- Film poster
- Directed by: Heinosuke Gosho
- Written by: Keiji Hasebe; Kennosuke Tateoka; Shigeko Yuki (dialogue);
- Produced by: Jirō Kaga; Yoshishige Uchiyama;
- Starring: Chikage Awashima; Yūnosuke Itō; Kōji Shitara; Yoshiko Kuga; Kinuyo Tanaka;
- Cinematography: Yoshio Miyajima
- Edited by: Makoto Nagata
- Music by: Yasushi Akutagawa
- Production company: Kabuki-za
- Distributed by: Shochiku
- Release date: 27 February 1957 (Japan);
- Running time: 103 minutes
- Country: Japan
- Language: Japanese

= Yellow Crow =

1957 Japanese film

Yellow Crow (黄色いからす, Kiiroi Karasu) is a 1957 Japanese drama film directed by Heinosuke Gosho.

==Plot==
Kiyoshi Yoshida is a 9 year old boy who loves to draw.

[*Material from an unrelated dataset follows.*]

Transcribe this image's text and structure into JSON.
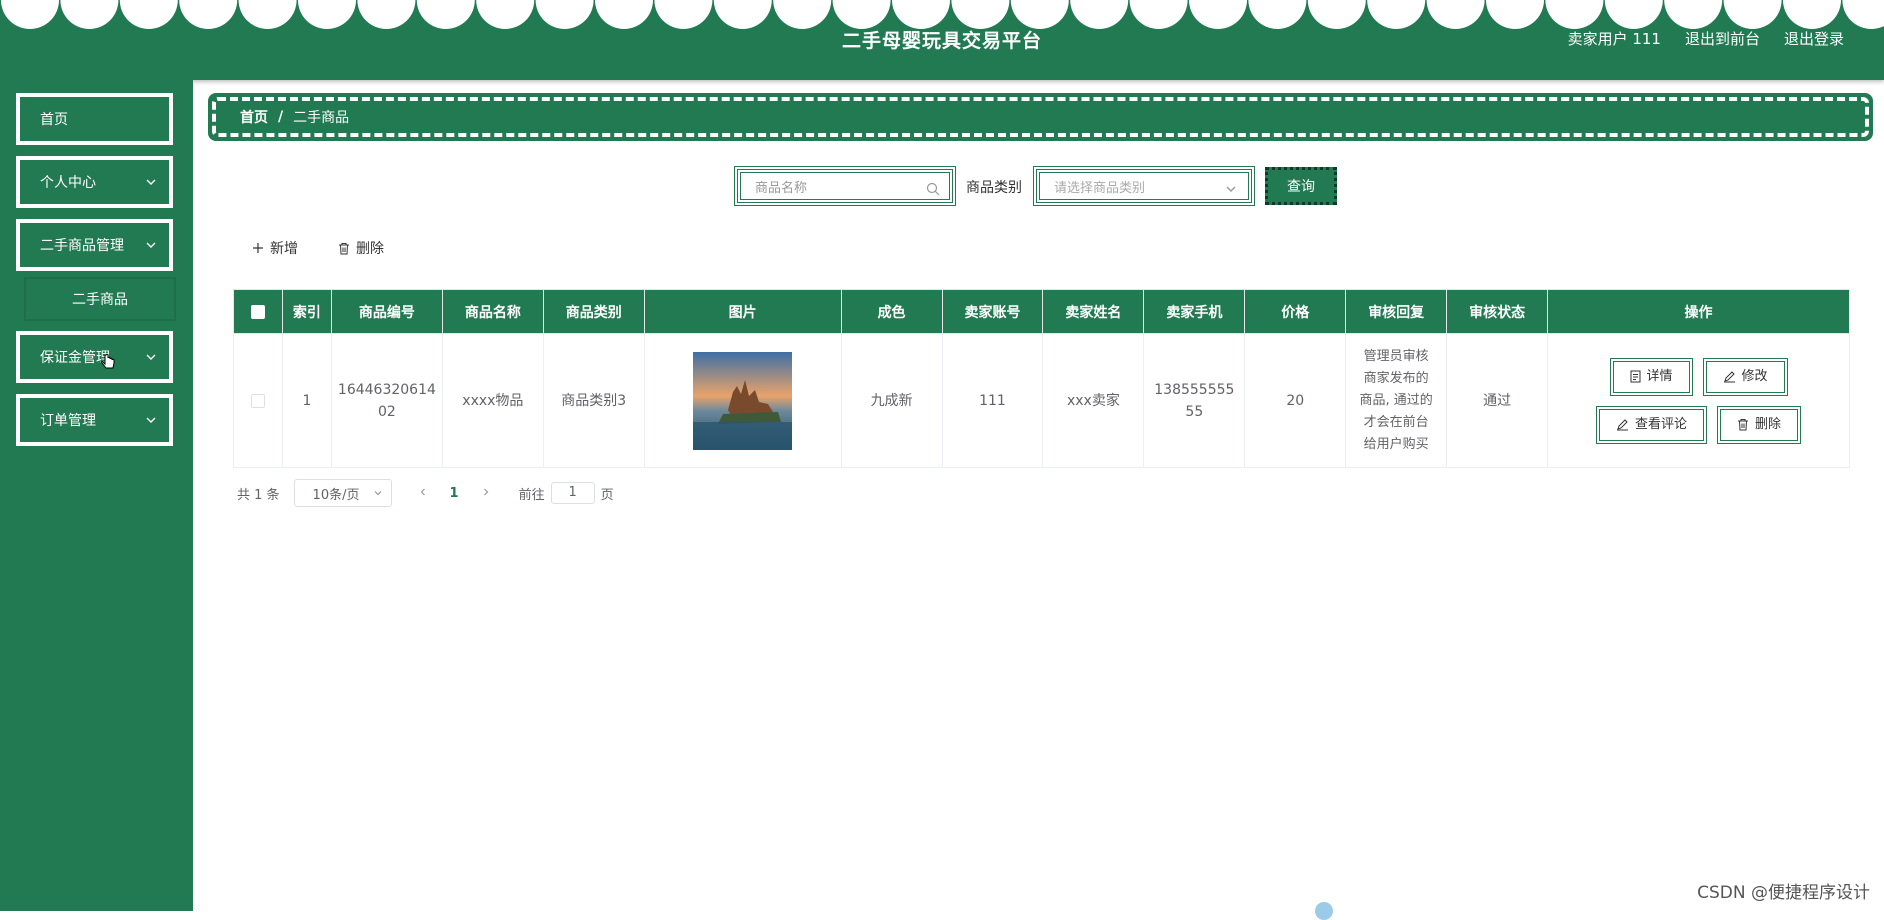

Although he shows some talent, his teacher is worried because he draws only in black and yellow, which can mean according to color psychology that the child has no parents or is unhappy in his family.

==Cast==
- Chikage Awashima as Machiko Yoshida
- Kinuyo Tanaka as Yukiko Mataumoto
- Koji Shitara as Kiyoshi Yoshida
- Yūnosuke Itō as Ichirō Yoshida
- Yoshiko Kuga as Yasuko Achihara
- Chōko Iida as grandmother
- Yōichi Numata as Murakami

==Awards==
- Golden Globe Award for Best Foreign Language Film 1958

==Legacy==
Yellow Crow was screened at the Museum of Modern Art in 2022 as part of its "Beyond Ozu: Hidden Gems of Shochiku Studios" retrospective.